There is no escaping the term artificial intelligence (AI) today as it perpetuates pop-culture, the media, and industrial enterprises. PTC broadly defines artificial intelligence as a discipline that uses computer science and statistics to create systems that perceive, understand, and act in a manner similar to organic intelligence.
The field of AI covers a variety of technologies leveraging a variation of data science techniques capable of ‘learning’ to enable this organic intelligence.
We see three emerging technology sectors intertwined with AI driving digital transformation in the industrial sector: computer vision, machine-learning, and generative design.
Let’s take a look at each one:
Computer vision (CV) is a far-reaching term to describe the field of how computers and machines can see the world around us. In relation to artificial intelligence, it is a crucial function where object detection and image recognition algorithms are solving problems across science and industry once thought impossible. The terms deep-learning and artificial neural networks are often associated with computer vision due to their capabilities to interpret or perceive CV-generated data.
The preliminary arguments for computer vision-enabling technologies date back to Frank Rosenblatt’s neural-network system ‘perceptron’ in the 1950s, but the processing power didn’t exist to prove its potential.
This has changed today through Moore’s Law; processors (including GPUs) are capable of quickly rendering and analyzing the unstructured data from images and video to perceive the environment.
In real-world in-situ cases this could look like an augmented reality (AR) headset analyzing machine health data on a factory floor or an autonomous vehicle perceiving the driving environment and navigating accordingly.
AI is enabling computer vision in AR through perception via native sensors (camera, GPS etc.) on the hardware itself and software interpreting the environment with nascent capabilities such as automatic object recognition. Recognizing hand-gesturing, eye tracking and interfaces with natural language processing (smart assistants) are increasingly pivotal AR capabilities propelled by AI.
Machine learning is the extensive branch of AI, specific to systems, models, and algorithms that can learn without explicit programming and recognize patterns to predict outcomes. There are numerous learning models used for different situations, but in general they are segmented as either supervised or unsupervised.
In supervised models (classification, regressions, naïve bayers, etc..) there is a ‘ground truth’ where data is known for what the defined output values should be.
In manufacturing, a regression algorithm uses input data from sensors (temperature, vibrations etc..) to estimate an asset’s remaining useful life, which can be crucial in a predictive maintenance use case.
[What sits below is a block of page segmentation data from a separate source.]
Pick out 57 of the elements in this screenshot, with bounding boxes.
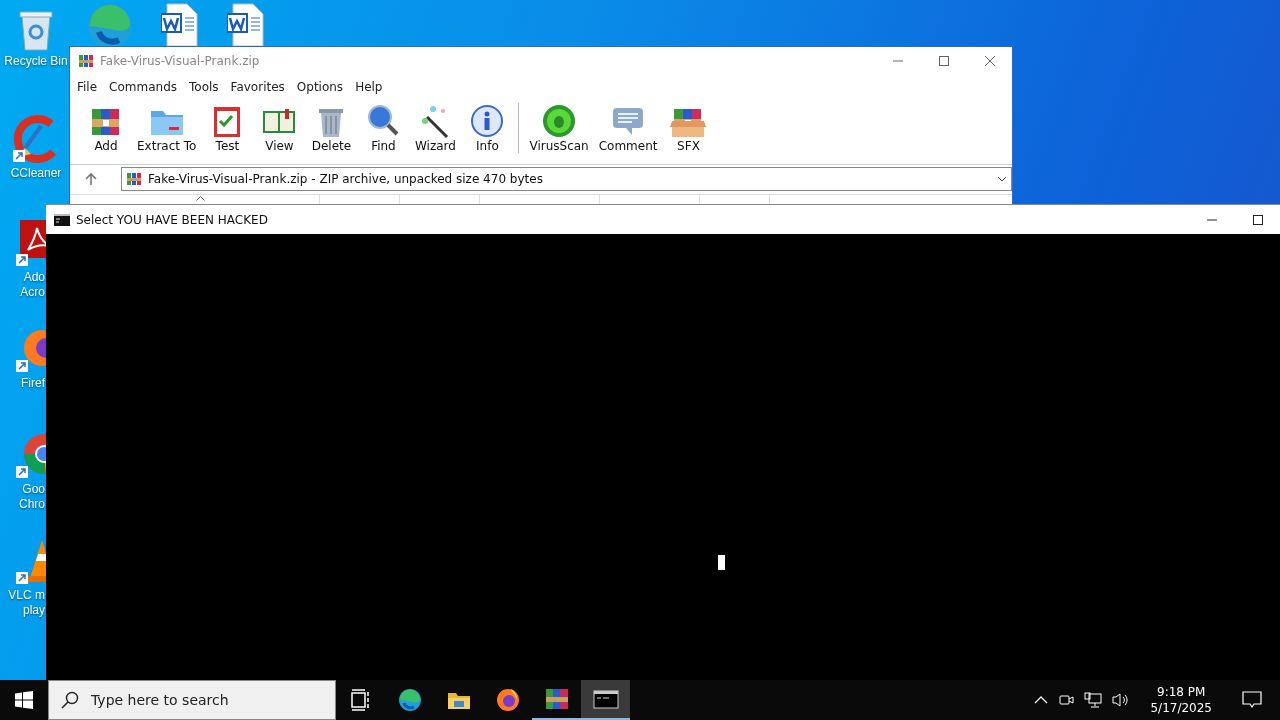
speaker-icon[interactable] bbox=[1112, 692, 1131, 708]
recycle-bin-icon[interactable] bbox=[16, 8, 56, 52]
taskbar-app-button[interactable] bbox=[581, 680, 630, 720]
toolbar-button[interactable]: Extract To bbox=[132, 103, 202, 153]
chevron-up-icon[interactable] bbox=[1034, 695, 1049, 705]
desktop-icon-label: Acro bbox=[20, 285, 45, 300]
close-icon[interactable] bbox=[984, 55, 996, 67]
toolbar-button[interactable]: Add bbox=[80, 103, 132, 153]
menu-item[interactable]: Favorites bbox=[230, 80, 285, 94]
toolbar-button[interactable]: SFX bbox=[662, 103, 715, 153]
path-dropdown[interactable]: Fake-Virus-Visual-Prank.zip - ZIP archive, unpacked size 470 bytes bbox=[121, 167, 1012, 191]
toolbar-button[interactable]: Wizard bbox=[409, 103, 462, 153]
edge-icon[interactable] bbox=[85, 2, 135, 46]
info-icon bbox=[469, 103, 506, 139]
desktop-icon-label: CCleaner bbox=[10, 166, 62, 181]
toolbar-button[interactable]: Comment bbox=[593, 103, 663, 153]
chevron-down-icon bbox=[997, 176, 1007, 182]
clock-time[interactable]: 9:18 PM bbox=[1157, 684, 1206, 700]
firefox-icon bbox=[494, 687, 521, 713]
desktop-icon-label: VLC m bbox=[8, 588, 45, 603]
word-document-icon[interactable] bbox=[227, 2, 267, 46]
menu-item[interactable]: Options bbox=[296, 80, 344, 94]
menu-item[interactable]: File bbox=[77, 80, 98, 94]
search-field[interactable]: Type here to search bbox=[48, 680, 336, 720]
desktop-icon-label: Firef bbox=[21, 376, 45, 391]
network-icon[interactable] bbox=[1084, 692, 1103, 708]
sort-caret-icon bbox=[196, 196, 205, 201]
up-arrow-icon[interactable] bbox=[85, 172, 97, 186]
desktop-icon-label: play bbox=[23, 603, 45, 618]
menu-item[interactable]: Help bbox=[355, 80, 383, 94]
toolbar-button[interactable]: Delete bbox=[305, 103, 358, 153]
desktop-icon-label: Ado bbox=[23, 270, 45, 285]
windows-logo-icon bbox=[15, 691, 33, 709]
word-document-icon[interactable] bbox=[161, 2, 201, 46]
notification-icon[interactable] bbox=[1242, 691, 1262, 709]
window-title: Fake-Virus-Visual-Prank.zip bbox=[100, 54, 260, 68]
toolbar-button[interactable]: VirusScan bbox=[524, 103, 594, 153]
edge-icon bbox=[396, 687, 423, 713]
archive-icon bbox=[78, 53, 94, 69]
toolbar-button[interactable]: Test bbox=[201, 103, 254, 153]
desktop-icon-label: Chro bbox=[19, 497, 45, 512]
desktop-icon-label: Goo bbox=[22, 482, 45, 497]
menu-item[interactable]: Tools bbox=[189, 80, 219, 94]
archive-icon bbox=[126, 171, 142, 187]
menu-item[interactable]: Commands bbox=[109, 80, 178, 94]
search-icon bbox=[61, 691, 79, 709]
text-cursor bbox=[718, 555, 725, 570]
books-stack-icon bbox=[543, 686, 570, 712]
toolbar-button[interactable]: Find bbox=[357, 103, 410, 153]
console-icon bbox=[54, 213, 70, 226]
window-title: Select YOU HAVE BEEN HACKED bbox=[76, 212, 268, 227]
toolbar-button[interactable]: View bbox=[253, 103, 306, 153]
camera-icon[interactable] bbox=[1058, 692, 1075, 708]
clock-date[interactable]: 5/17/2025 bbox=[1150, 700, 1212, 716]
toolbar-button[interactable]: Info bbox=[461, 103, 514, 153]
desktop-icon-label: Recycle Bin bbox=[4, 54, 68, 69]
maximize-icon[interactable] bbox=[1252, 213, 1264, 226]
With unsupervised machine-learning (i.e. clustering), the model almost works in reverse by starting with the expected outcome (but not yet known) and trains the algorithm consequently.
Artificial neural networks and their role in deep learning models are crucial here, where the input data is fed through hidden layers. Each layer is trained to recognize a certain feature and ultimately produce an output; an autonomous vehicle relies on these built-out networks to understand trees from stop signs from pedestrians.
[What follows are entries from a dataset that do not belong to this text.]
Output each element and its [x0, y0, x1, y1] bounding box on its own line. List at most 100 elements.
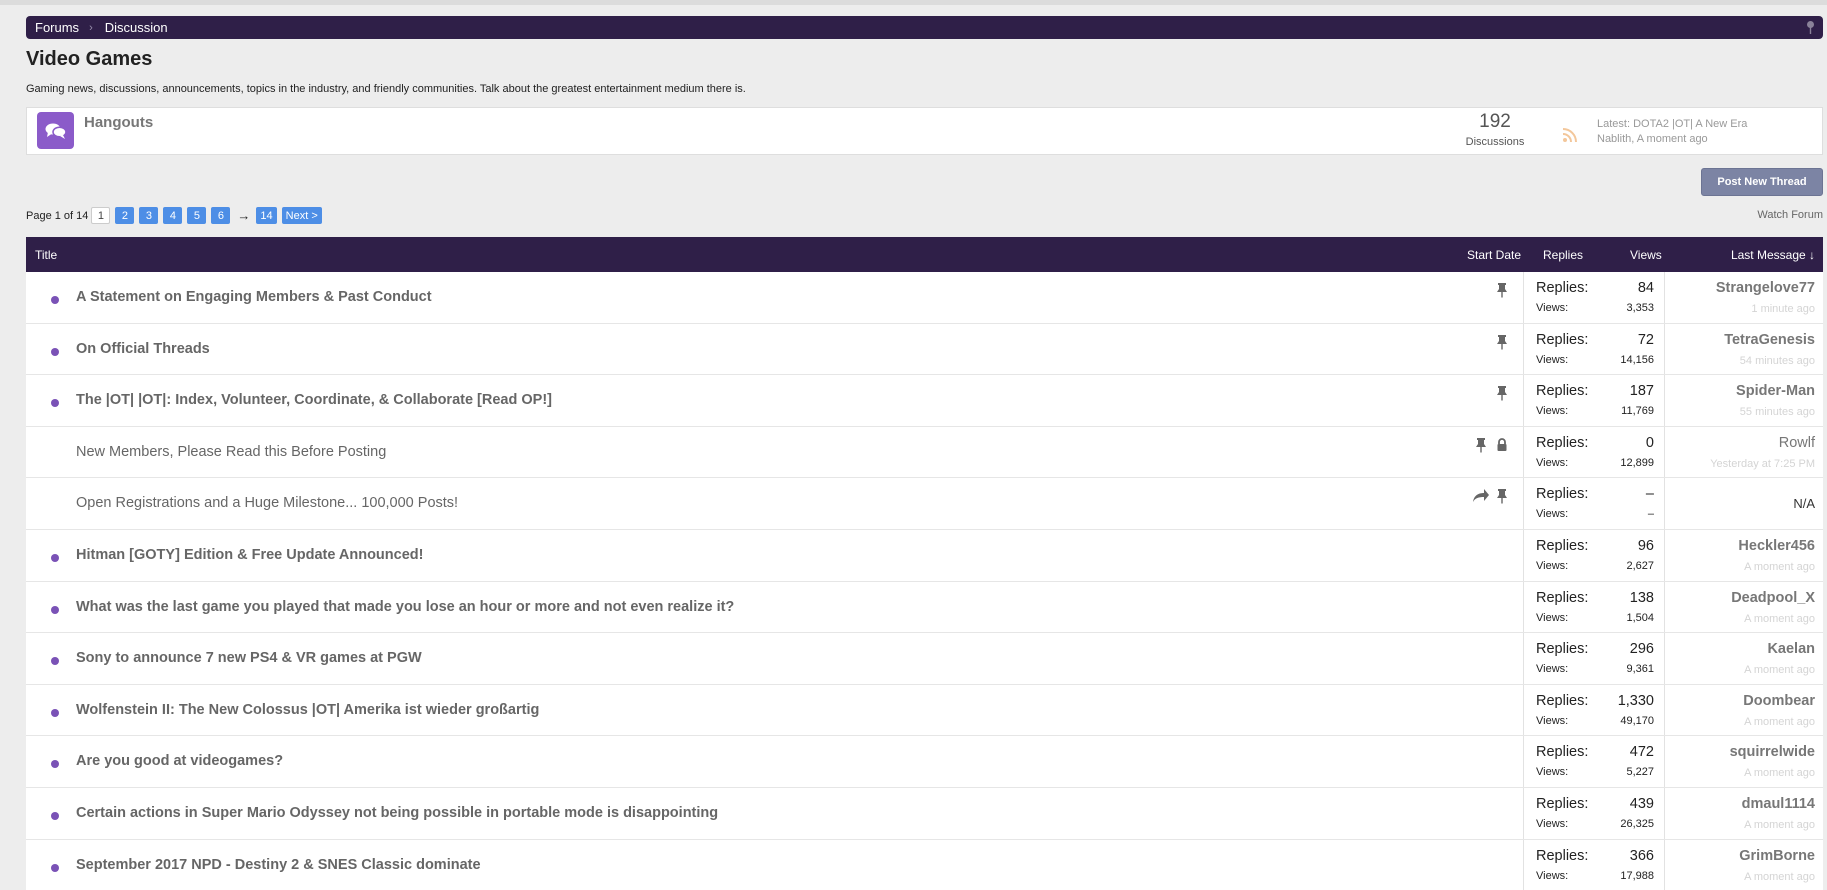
views-label: Views:	[1536, 869, 1569, 882]
sticky-pin-icon	[1476, 437, 1486, 453]
next-page-button[interactable]: Next >	[281, 207, 322, 224]
page-link-current[interactable]: 1	[91, 207, 111, 224]
latest-thread-link[interactable]: Latest: DOTA2 |OT| A New Era	[1597, 117, 1747, 132]
thread-title[interactable]: Open Registrations and a Huge Milestone.…	[76, 495, 458, 511]
column-replies[interactable]: Replies	[1543, 248, 1583, 262]
thread-title[interactable]: Are you good at videogames?	[76, 753, 283, 769]
replies-count: 187	[1629, 383, 1654, 400]
top-strip	[0, 0, 1827, 5]
last-message-user[interactable]: Heckler456	[1738, 538, 1815, 554]
watch-forum-link[interactable]: Watch Forum	[1757, 209, 1823, 221]
post-new-thread-button[interactable]: Post New Thread	[1701, 168, 1823, 196]
replies-count: 439	[1629, 795, 1654, 812]
page-link[interactable]: 2	[115, 207, 135, 224]
replies-label: Replies:	[1536, 641, 1589, 658]
last-message-user[interactable]: TetraGenesis	[1724, 332, 1815, 348]
thread-title[interactable]: New Members, Please Read this Before Pos…	[76, 444, 386, 460]
column-views[interactable]: Views	[1630, 248, 1662, 262]
last-message-time[interactable]: 1 minute ago	[1751, 303, 1815, 315]
replies-count: 1,330	[1617, 692, 1654, 709]
location-pin-icon[interactable]	[1806, 20, 1815, 34]
last-message-time[interactable]: A moment ago	[1744, 819, 1815, 831]
chat-bubbles-icon	[37, 112, 74, 149]
replies-label: Replies:	[1536, 795, 1589, 812]
last-message-time[interactable]: A moment ago	[1744, 561, 1815, 573]
breadcrumb-forums[interactable]: Forums	[35, 20, 79, 35]
page-link-last[interactable]: 14	[256, 207, 277, 224]
latest-thread-by[interactable]: Nablith, A moment ago	[1597, 132, 1747, 147]
table-row: Are you good at videogames? Replies: 472…	[26, 736, 1823, 788]
column-title[interactable]: Title	[35, 248, 57, 262]
replies-label: Replies:	[1536, 744, 1589, 761]
views-label: Views:	[1536, 714, 1569, 727]
views-label: Views:	[1536, 302, 1569, 314]
replies-label: Replies:	[1536, 331, 1589, 348]
page-title: Video Games	[26, 48, 153, 70]
thread-title[interactable]: On Official Threads	[76, 341, 210, 357]
unread-dot	[51, 553, 59, 562]
last-message-user[interactable]: Strangelove77	[1716, 280, 1815, 296]
lock-icon	[1497, 437, 1507, 451]
last-message-user[interactable]: Doombear	[1743, 693, 1815, 709]
subforum-hangouts: Hangouts 192 Discussions Latest: DOTA2 |…	[26, 107, 1823, 155]
views-label: Views:	[1536, 817, 1569, 830]
last-message-time[interactable]: 54 minutes ago	[1740, 355, 1815, 367]
sticky-pin-icon	[1497, 489, 1507, 505]
table-row: What was the last game you played that m…	[26, 581, 1823, 634]
last-message-time[interactable]: Yesterday at 7:25 PM	[1710, 458, 1815, 470]
thread-title[interactable]: A Statement on Engaging Members & Past C…	[76, 289, 432, 305]
views-label: Views:	[1536, 663, 1569, 676]
views-count: 17,988	[1620, 869, 1654, 882]
page-link[interactable]: 4	[163, 207, 183, 224]
page-link[interactable]: 3	[139, 207, 159, 224]
views-label: Views:	[1536, 353, 1569, 366]
replies-label: Replies:	[1536, 486, 1589, 503]
table-row: A Statement on Engaging Members & Past C…	[26, 272, 1823, 324]
page-link[interactable]: 5	[187, 207, 207, 224]
table-row: Sony to announce 7 new PS4 & VR games at…	[26, 633, 1823, 685]
unread-dot	[51, 760, 59, 769]
thread-title[interactable]: What was the last game you played that m…	[76, 599, 734, 615]
unread-dot	[51, 811, 59, 820]
sticky-pin-icon	[1497, 386, 1507, 402]
rss-icon[interactable]	[1562, 128, 1577, 143]
thread-list-header: Title Start Date Replies Views Last Mess…	[26, 237, 1823, 272]
unread-dot	[51, 399, 59, 408]
last-message-time[interactable]: A moment ago	[1744, 664, 1815, 676]
breadcrumb-discussion[interactable]: Discussion	[105, 20, 168, 35]
breadcrumb-separator: ›	[89, 21, 93, 34]
thread-title[interactable]: The |OT| |OT|: Index, Volunteer, Coordin…	[76, 392, 552, 408]
thread-title[interactable]: Certain actions in Super Mario Odyssey n…	[76, 805, 718, 821]
last-message-time[interactable]: 55 minutes ago	[1740, 406, 1815, 418]
last-message-user[interactable]: GrimBorne	[1739, 848, 1815, 864]
last-message-time[interactable]: A moment ago	[1744, 613, 1815, 625]
page-jump-arrow[interactable]: →	[237, 208, 250, 223]
last-message-user[interactable]: Spider-Man	[1736, 383, 1815, 399]
thread-title[interactable]: September 2017 NPD - Destiny 2 & SNES Cl…	[76, 857, 481, 873]
last-message-user[interactable]: Kaelan	[1767, 641, 1815, 657]
page-link[interactable]: 6	[211, 207, 231, 224]
last-message-time[interactable]: A moment ago	[1744, 716, 1815, 728]
replies-count: 96	[1637, 537, 1654, 554]
thread-title[interactable]: Hitman [GOTY] Edition & Free Update Anno…	[76, 547, 423, 563]
thread-title[interactable]: Sony to announce 7 new PS4 & VR games at…	[76, 650, 422, 666]
last-message-user[interactable]: squirrelwide	[1730, 744, 1815, 760]
views-count: 3,353	[1626, 302, 1654, 314]
replies-count: 138	[1629, 589, 1654, 606]
last-message-user[interactable]: Rowlf	[1779, 435, 1815, 451]
subforum-name[interactable]: Hangouts	[84, 114, 153, 131]
views-count: 49,170	[1620, 714, 1654, 727]
last-message-user[interactable]: Deadpool_X	[1731, 590, 1815, 606]
unread-dot	[51, 296, 59, 304]
views-count: 12,899	[1620, 456, 1654, 469]
last-message-user[interactable]: dmaul1114	[1742, 796, 1815, 812]
thread-title[interactable]: Wolfenstein II: The New Colossus |OT| Am…	[76, 702, 539, 718]
discussion-count-label: Discussions	[1465, 136, 1525, 148]
views-label: Views:	[1536, 405, 1569, 418]
replies-count: 296	[1629, 641, 1654, 658]
last-message-time[interactable]: A moment ago	[1744, 871, 1815, 883]
column-last-message[interactable]: Last Message ↓	[1731, 248, 1815, 262]
thread-list: A Statement on Engaging Members & Past C…	[26, 272, 1823, 890]
last-message-time[interactable]: A moment ago	[1744, 767, 1815, 779]
column-start-date[interactable]: Start Date	[1467, 248, 1521, 262]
Again, there isn’t a ‘one-size fits all’ machine-learning algorithm – it’s entirely situational to the business need; a specific deep learning model could be better for facial recognition and a machine-learning algorithm through regression might be better for predicting a system failure.
With the emerging concept of generative design, engineers will be able to increase productivity, innovation, and efficiency throughout the manufacturing process. These iterative design processes uses human inputs for constraints and characteristics and then the software intuitively provides a design in real-time simulations that adheres to the parameters.
AI is embedded throughout this development process by presenting design alternatives for consideration and linking in a range of factors, such as preferred materials, purchasing decisions, manufacturing capacity, product variances, and supply chain status, among others.
Within these software programs are a range of engineering tools and supporting use cases, including topology optimization, volumetric modeling, and lattice structure designs, enabling powerful products to come into the real-world through additive manufacturing. Analysts are forecasting this emerging generative design market to be nearly $45 billion market in 2030.
AI is a broad field made up of sub-categories like machine learning and deep learning, which are being embedded into applications including computer vision and generative design. Successful AI adoption will require unpacking specific business problems crucial to an organization’s success and aligning with the proper technology providers who share a similar vision. With AI adoption, industrial companies can become one step closer to driving digital transformation across the enterprise.